فَتَوَلَّ عَنْهُمْ حَتَّىٰ حِينٍۢ ﴿١٧٤﴾

Öyleyse sen, bir süreye kadar onlardan yüz çevir.

وَأَبْصِرْهُمْ فَسَوْفَ يُبْصِرُونَ ﴿١٧٥﴾

Ve onları seyret; (azabı) yakında göreceklerdir.

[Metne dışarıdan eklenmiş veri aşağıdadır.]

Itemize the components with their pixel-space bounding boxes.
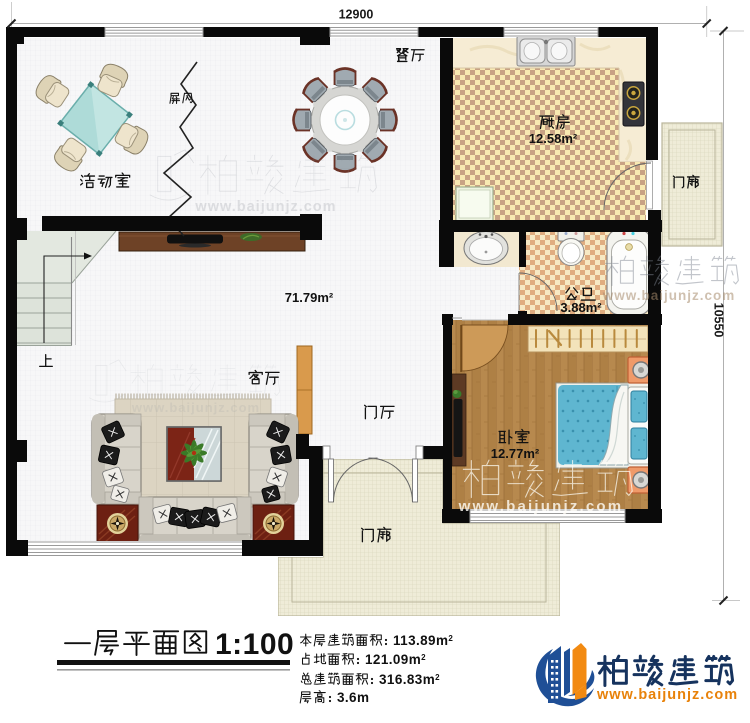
svg-text:www.baijunjz.com: www.baijunjz.com xyxy=(194,199,336,215)
svg-text:113.89m2: 113.89m2 xyxy=(393,633,453,648)
svg-text:316.83m2: 316.83m2 xyxy=(379,672,440,687)
svg-text:1:100: 1:100 xyxy=(215,628,294,661)
svg-text:www.baijunjz.com: www.baijunjz.com xyxy=(131,400,260,415)
svg-text:3.88m²: 3.88m² xyxy=(560,300,602,315)
svg-text:12.58m²: 12.58m² xyxy=(529,131,578,146)
svg-text:12900: 12900 xyxy=(339,8,374,22)
svg-text:3.6m: 3.6m xyxy=(337,690,369,705)
svg-text:www.baijunjz.com: www.baijunjz.com xyxy=(596,687,738,703)
svg-text:www.baijunjz.com: www.baijunjz.com xyxy=(602,288,736,303)
svg-text:121.09m2: 121.09m2 xyxy=(365,652,426,667)
svg-text:12.77m²: 12.77m² xyxy=(491,446,540,461)
svg-text:71.79m²: 71.79m² xyxy=(285,290,334,305)
svg-text:www.baijunjz.com: www.baijunjz.com xyxy=(458,498,624,515)
svg-text:10550: 10550 xyxy=(712,303,726,338)
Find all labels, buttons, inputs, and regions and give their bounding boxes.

أَفَبِعَذَابِنَا يَسْتَعْجِلُونَ ﴿١٧٦﴾

Şimdi onlar, Bizim azabımızı mı acele istiyorlar?

فَإِذَا نَزَلَ بِسَاحَتِهِمْ فَسَآءَ صَبَاحُ ٱلْمُنذَرِينَ ﴿١٧٧﴾

Fakat (azap) onların sahasına indiği zaman uyarılıp-korkutulanların sabahı ne kötü olur.

وَتَوَلَّ عَنْهُمْ حَتَّىٰ حِينٍۢ ﴿١٧٨﴾

Sen bir süreye kadar onlardan yüz çevir.

وَأَبْصِرْ فَسَوْفَ يُبْصِرُونَ ﴿١٧٩﴾

Ve seyret; (azabı) yakında göreceklerdir.

سُبْحَٰنَ رَبِّكَ رَبِّ ٱلْعِزَّةِ عَمَّا يَصِفُونَ ﴿١٨٠﴾

Üstünlük ve güç (izzet) sahibi olan senin Rabbin, onların nitelendirdiklerinden Yücedir.

وَسَلَٰمٌ عَلَى ٱلْمُرْسَلِينَ ﴿١٨١﴾

Gönderilmiş (peygamber)lere selam olsun.

وَٱلْحَمْدُ لِلَّهِ رَبِّ ٱلْعَٰلَمِينَ ﴿١٨٢﴾

Ve alemlerin Rabbi olan Allah’a hamd olsun.